The generator plant is located above the waterline in a machinery house beneath infra-red suppressing side stacks on the superstructure to minimise ducting. The generator sets (gensets) are indirectly coupled to the pod propulsors by flexible space-efficient power linkages via transformers that match the voltage, frequency and power needs of the motors.

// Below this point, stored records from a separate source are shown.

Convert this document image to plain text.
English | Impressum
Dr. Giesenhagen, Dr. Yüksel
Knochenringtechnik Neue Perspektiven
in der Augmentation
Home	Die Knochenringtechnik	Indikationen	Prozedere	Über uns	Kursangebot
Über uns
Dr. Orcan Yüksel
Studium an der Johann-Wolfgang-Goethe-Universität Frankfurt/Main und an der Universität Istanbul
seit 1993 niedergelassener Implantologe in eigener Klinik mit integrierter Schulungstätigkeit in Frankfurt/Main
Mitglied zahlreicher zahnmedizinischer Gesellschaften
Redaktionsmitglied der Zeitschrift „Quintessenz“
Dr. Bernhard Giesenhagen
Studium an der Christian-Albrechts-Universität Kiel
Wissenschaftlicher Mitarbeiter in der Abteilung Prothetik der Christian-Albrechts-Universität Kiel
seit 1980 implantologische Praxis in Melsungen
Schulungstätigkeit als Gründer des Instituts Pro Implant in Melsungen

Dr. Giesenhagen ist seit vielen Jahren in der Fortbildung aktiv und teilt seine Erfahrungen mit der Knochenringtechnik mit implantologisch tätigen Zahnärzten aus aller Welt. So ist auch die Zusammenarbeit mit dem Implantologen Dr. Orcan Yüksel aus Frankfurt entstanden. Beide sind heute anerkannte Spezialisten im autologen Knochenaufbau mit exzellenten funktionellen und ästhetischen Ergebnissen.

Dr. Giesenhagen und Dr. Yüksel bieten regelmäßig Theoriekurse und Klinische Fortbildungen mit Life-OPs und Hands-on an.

The prime movers are six gas turbine generators coupled by bearings to alternator drives, consisting of four aero-engine-derived Rolls-Royce MT30 twin-spool, high-pressure ratio gas turbine generators rated at 36 megawatts each, augmented by two GEC/Alstom SGT-100 Typhoon simple-cycle gas turbine generators rated at 5.7 megawatts to provide boost power. The total installed power is 142 megawatts, sufficient to propel the ship at 30 knots when steaming and supply all hotel services. To conserve fuel only two MT30 gas turbine alternators can provide a cruise speed of 20 knots, with all six engines being used when high speeds are required.

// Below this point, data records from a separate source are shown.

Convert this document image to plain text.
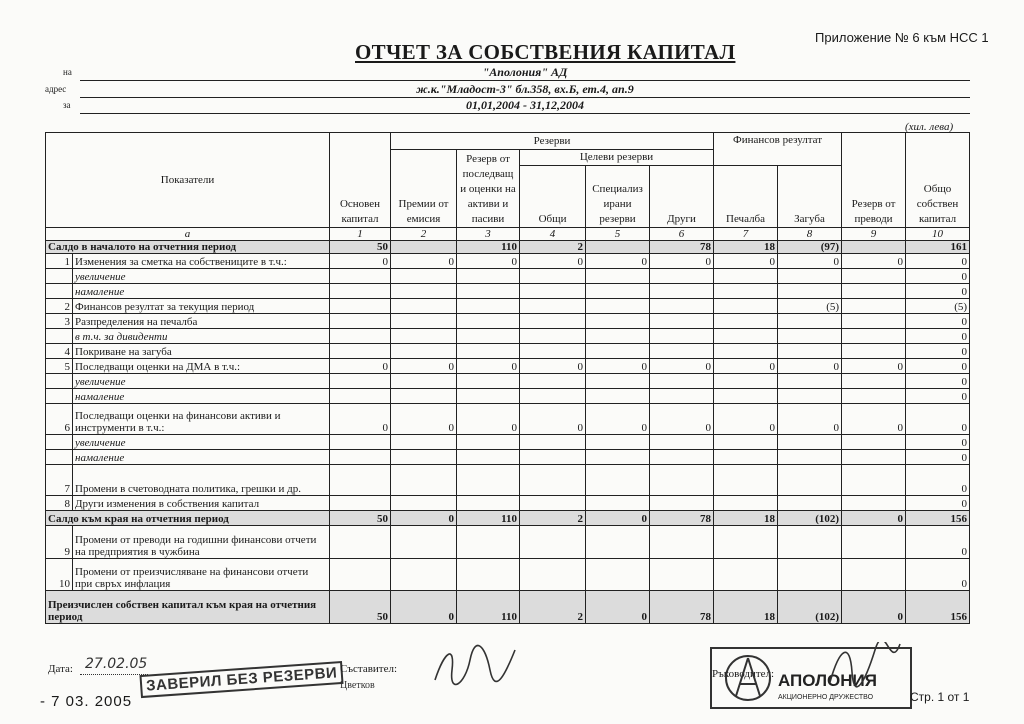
Приложение № 6 към НСС 1
ОТЧЕТ ЗА СОБСТВЕНИЯ КАПИТАЛ
на	"Аполония" АД
адрес	ж.к."Младост-3" бл.358, вх.Б, ет.4, ап.9
за	01,01,2004 - 31,12,2004
(хил. лева)
Показатели		Основен капитал	Резерви					Финансов резултат		Резерв от преводи	Общо собствен капитал
			Премии от емисия	Резерв от последващ и оценки на активи и пасиви	Целеви резерви						
					Общи	Специализ ирани резерви	Други	Печалба	Загуба		
а		1	2	3	4	5	6	7	8	9	10
Салдо в началото на отчетния период		50		110	2		78	18	(97)		161
1	Изменения за сметка на собствениците в т.ч.:	0	0	0	0	0	0	0	0	0	0
	увеличение										0
	намаление										0
2	Финансов резултат за текущия период								(5)		(5)
3	Разпределения на печалба										0
	в т.ч. за дивиденти										0
4	Покриване на загуба										0
5	Последващи оценки на ДМА в т.ч.:	0	0	0	0	0	0	0	0	0	0
	увеличение										0
	намаление										0
6	Последващи оценки на финансови активи и инструменти в т.ч.:	0	0	0	0	0	0	0	0	0	0
	увеличение										0
	намаление										0
7	Промени в счетоводната политика, грешки и др.										0
8	Други изменения в собствения капитал										0
Салдо към края на отчетния период		50	0	110	2	0	78	18	(102)	0	156
9	Промени от преводи на годишни финансови отчети на предприятия в чужбина										0
10	Промени от преизчисляване на финансови отчети при свръх инфлация										0
Преизчислен собствен капитал към края на отчетния период		50	0	110	2	0	78	18	(102)	0	156
Дата: 27.02.05
ЗАВЕРИЛ БЕЗ РЕЗЕРВИ
- 7 03. 2005
Съставител:
Цветков
Ръководител: АПОЛОНИЯ
АКЦИОНЕРНО ДРУЖЕСТВО	Стр. 1 от 1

A full authority digital control (FADC) system monitors the engines and switchboards, generators and transformers controlled by an electronic power management system that divides and distributes the power flows between the propulsion system and hotel services. In case of a prime mover casualty the smaller SGT-100 gensets along with battery packs provide minimum power (10% of installed power) to propel the ship at a 10-knot emergency speed.

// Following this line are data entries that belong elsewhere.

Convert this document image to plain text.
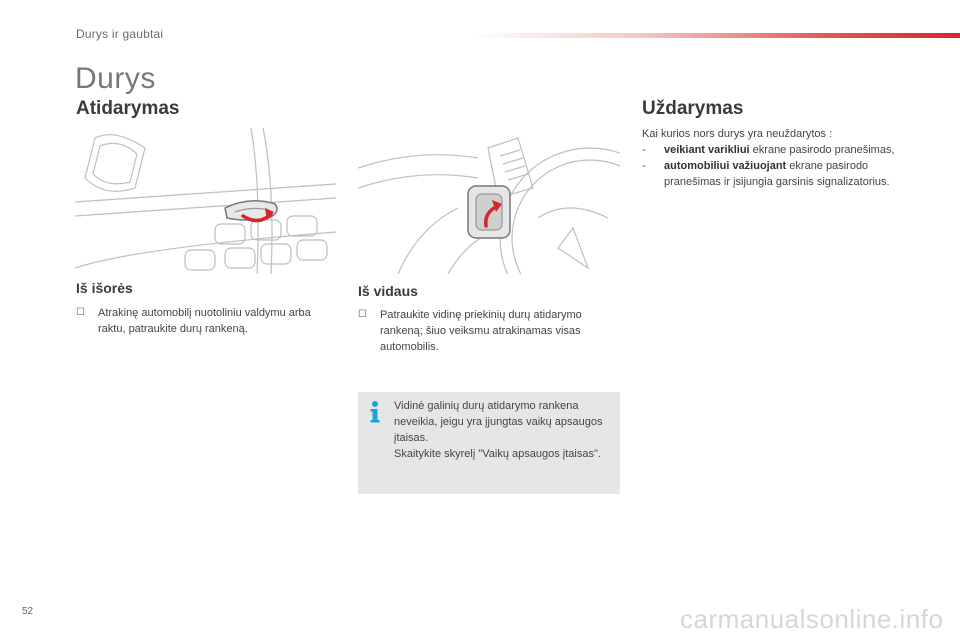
Durys ir gaubtai
Durys
Atidarymas	Uždarymas
Iš išorės
☐	Atrakinę automobilį nuotoliniu valdymu arba raktu, patraukite durų rankeną.
Iš vidaus
☐	Patraukite vidinę priekinių durų atidarymo rankeną; šiuo veiksmu atrakinamas visas automobilis.
Kai kurios nors durys yra neuždarytos :
-	veikiant varikliui ekrane pasirodo pranešimas,
-	automobiliui važiuojant ekrane pasirodo pranešimas ir įsijungia garsinis signalizatorius.
Vidinė galinių durų atidarymo rankena neveikia, jeigu yra įjungtas vaikų apsaugos įtaisas.
Skaitykite skyrelį "Vaikų apsaugos įtaisas".
52	carmanualsonline.info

A partial-collective overpressure protection system provides a nuclear, biological and chemical (NBC) protected citadel in all interior spaces. The system monitors air quality and filters contaminants and toxic gasses from ship air with STANAG 4447 clean air filters integrated into the heating, ventilation and air conditioning (HVAC) plants. Automated damage control systems provide detection of fire, blast, smoke and flooding, and operate automatic flood control systems to maintain buoyancy and stability by closing watertight hatches and doors, and automated fire suppression systems with water mist sprinklers and clean agent extinguishers to control and extinguish fires.
The L-21 class is designed to operate a composite air wing that can include medium-size to large helicopters, V-22B Osprey tilrotors, and multi-role vertical/short takeoff and landing (VSTOL) aircraft. There are nine landing spots for rotary-wing aircraft, with a maximum of 23 metres of deck space for a rolling takeoff or landing of helos or V-22Bs, and 140 metres of deck provided for takeoff and landing runs by VSTOL aircraft. The flight deck terminates in a steep 12° angle ramp (ski jump) to provide additional lift for aircraft at full load.
The L-21 class vessel can carry 3-4 landing craft in its well deck for the over-the-horizon landing, recovery and redeployment of assault forces ashore. The well deck can either be flooded for float-on/float-out (FLO-FLO) of landing craft such as the Navantia LCM-1E or CNIM L-Cat 200 Multi Purpose Landing Catamara, or kept dry for fly-in/fly-out operation of air cushion landing craft such as Textron's Ship-to-Shore Connector Landing Craft Air Cushion (SSC LCAC-100).